Semana de Moda de Paris começa com 'consolidação' de estilos
A Semana de Moda outono/inverno feminina de Paris começou nesta segunda-feira (2), uma edição de "consolidação" dos novos criadores à frente de grandes marcas, como a espanhola Loewe, em um contexto internacional de crise no Oriente Médio.
A guerra desencadeada pelos ataques dos Estados Unidos e de Israel contra o Irã, no entanto, não alterou a programação do evento. Não haverá "nem cancelamento nem alteração", afirmou à AFP Pascal Morand, presidente-executivo da Federação de Alta-Costura e Moda (FHCM, sigla em francês).
A Semana foi aberta oficialmente com o desfile dos estudantes do Instituto Francês da Moda, um dos centros de formação mais prestigiados do mundo. Entre cerca de 50 looks apresentados, em uma dezena foram vistos acolchoados, enchimentos e verdadeiros airbags XXL para amortecer os impactos, como se refletissem a preocupação dos jovens em se proteger do mundo.
Entre os nomes que desfilaram hoje destacaram-se várias marcas jovens, como a francesa Weinsanto e a belga Julie Kegels. Em sua segunda vez no programa oficial, esta última apresentou uma coleção com muitas peças em camadas, que davam uma imagem geométrica ao conjunto.
Outras silhuetas eram mais fluidas, com capas e tecidos duplos nas costas que remetiam a velas em movimento. Botas de couro coloridas de cano alto harmonizavam com máscaras usadas pelas modelos.
- Renovação -
Em um contexto de dificuldades econômicas no setor de luxo, pesos pesados da moda trocaram nos últimos anos seu diretor-criativo, como Dior e Chanel.
Na apresentação anterior das coleções femininas para a primavera-verão 2026, pelo menos 10 estilistas estrearam, entre eles Matthieu Blazy (Chanel), Jonathan Anderson (Dior) e Pierpaolo Piccioli (Balenciaga).
"Testemunhamos em setembro um impulso criativo formidável, impulsionado pela renovação simultânea de várias direções artísticas. (...) Esta edição se insere em um período de consolidação, com menos efeitos-surpresa", disse Morand sobre a Semana de Moda de Paris, que terá cerca de 70 desfiles até o próximo dia 10 de março.
Entre os desfiles mais aguardados estão o da Dior, nesta terça-feira, e o da Chanel, na próxima segunda-feira. Embora seus criativos, Anderson e Blazy, respectivamente, já tenham estreado nessas grandes casas, tanto para as coleções femininas quanto para a de alta-costura, suas propostas voltarão a concentrar a atenção.
Esses estilistas "vão ter que consolidar o que começaram a definir e, como sua mensagem até agora não foi totalmente clara, será interessante ver como se posicionam desta vez", disse Jeanne Le Bault, redatora-chefe de moda da revista Marie-Claire.
- Loewe -
Também é o caso da espanhola Loewe, atualmente integrada ao grupo francês LVMH. Seus novos diretores artísticos, os americanos Jack McCollough e Lazaro Hernandez, estrearam à frente da marca em outubro, após a saída de Jonathan Anderson, que durante uma década rejuvenesceu a imagem da histórica casa.

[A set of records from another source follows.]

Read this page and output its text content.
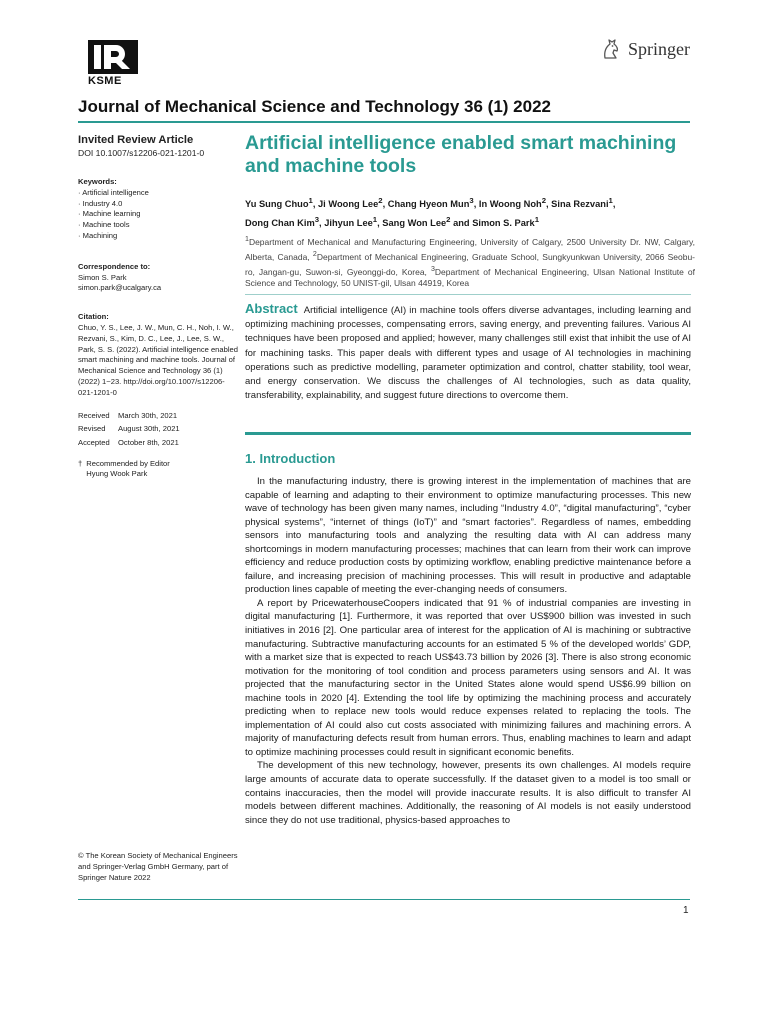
KSME
Springer
Journal of Mechanical Science and Technology 36 (1) 2022
Invited Review Article
DOI 10.1007/s12206-021-1201-0
Keywords:
· Artificial intelligence
· Industry 4.0
· Machine learning
· Machine tools
· Machining
Correspondence to:
Simon S. Park
simon.park@ucalgary.ca
Citation:
Chuo, Y. S., Lee, J. W., Mun, C. H., Noh, I. W., Rezvani, S., Kim, D. C., Lee, J., Lee, S. W., Park, S. S. (2022). Artificial intelligence enabled smart machining and machine tools. Journal of Mechanical Science and Technology 36 (1) (2022) 1~23. http://doi.org/10.1007/s12206-021-1201-0
Received	March 30th, 2021
Revised	August 30th, 2021
Accepted	October 8th, 2021
† Recommended by Editor
Hyung Wook Park
Artificial intelligence enabled smart machining and machine tools
Yu Sung Chuo$^1$, Ji Woong Lee$^2$, Chang Hyeon Mun$^3$, In Woong Noh$^2$, Sina Rezvani$^1$,
Dong Chan Kim$^3$, Jihyun Lee$^1$, Sang Won Lee$^2$ and Simon S. Park$^1$
$^1$Department of Mechanical and Manufacturing Engineering, University of Calgary, 2500 University Dr. NW, Calgary, Alberta, Canada, $^2$Department of Mechanical Engineering, Graduate School, Sungkyunkwan University, 2066 Seobu-ro, Jangan-gu, Suwon-si, Gyeonggi-do, Korea, $^3$Department of Mechanical Engineering, Ulsan National Institute of Science and Technology, 50 UNIST-gil, Ulsan 44919, Korea
Abstract Artificial intelligence (AI) in machine tools offers diverse advantages, including learning and optimizing machining processes, compensating errors, saving energy, and preventing failures. Various AI techniques have been proposed and applied; however, many challenges still exist that inhibit the use of AI for machining tasks. This paper deals with different types and usage of AI technologies in machining operations such as predictive modelling, parameter optimization and control, chatter stability, tool wear, and energy conservation. We discuss the challenges of AI technologies, such as data quality, transferability, explainability, and suggest future directions to overcome them.
1. Introduction

In the manufacturing industry, there is growing interest in the implementation of machines that are capable of learning and adapting to their environment to optimize manufacturing processes. This new wave of technology has been given many names, including “Industry 4.0”, “digital manufacturing”, “cyber physical systems”, “internet of things (IoT)” and “smart factories”. Regardless of names, embedding sensors into manufacturing tools and analyzing the resulting data with AI can address many shortcomings in modern manufacturing processes; machines that can learn from their work can improve efficiency and reduce production costs by optimizing workflow, enabling predictive maintenance before a failure, and increasing precision of machining processes. This will result in productive and adaptable production lines capable of meeting the ever-changing needs of consumers.

A report by PricewaterhouseCoopers indicated that 91 % of industrial companies are investing in digital manufacturing [1]. Furthermore, it was reported that over US$900 billion was invested in such initiatives in 2016 [2]. One particular area of interest for the application of AI is machining or subtractive manufacturing. Subtractive manufacturing accounts for an estimated 5 % of the developed worlds’ GDP, with a market size that is expected to reach US$43.73 billion by 2026 [3]. There is also strong economic motivation for the monitoring of tool condition and process parameters using sensors and AI. It was projected that the manufacturing sector in the United States alone would spend US$6.99 billion on machine tools in 2020 [4]. Extending the tool life by optimizing the machining process and accurately predicting when to replace new tools would reduce expenses related to replacing the tools. The implementation of AI could also cut costs associated with minimizing failures and machining errors. A majority of manufacturing defects result from human errors. Thus, enabling machines to learn and adapt to optimize machining processes could result in significant economic benefits.

The development of this new technology, however, presents its own challenges. AI models require large amounts of accurate data to operate successfully. If the dataset given to a model is too small or contains inaccuracies, then the model will provide inaccurate results. It is also difficult to transfer AI models between different machines. Additionally, the reasoning of AI models is not easily understood since they do not use traditional, physics-based approaches to

© The Korean Society of Mechanical Engineers and Springer-Verlag GmbH Germany, part of Springer Nature 2022
1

Naquele desfile, McCollough e Hernandez, fundadores em 2002 da nova-iorquina Proenza Schouler, optaram por uma explosão de cores, e algumas propostas remetiam diretamente à estética multicolorida do cineasta Pedro Almodóvar.
Após se ausentar na edição masculina do início do ano, a nova coleção da dupla americana concentrará todos os olhares na sexta-feira.
Outro desfile muito aguardado é a estreia de Antonin Tron na Balmain. Depois de passar por Givenchy, Louis Vuitton e Balenciaga, o estilista francês terá o difícil desafio de suceder o emblemático Olivier Rousteing.
A uruguaia Gabriela Hearst também levará sua nova coleção a Paris. As criações dessa estilista se baseiam no conceito de luxo sustentável e, com frequência, os tecidos são feitos com materiais remanescentes de temporadas anteriores.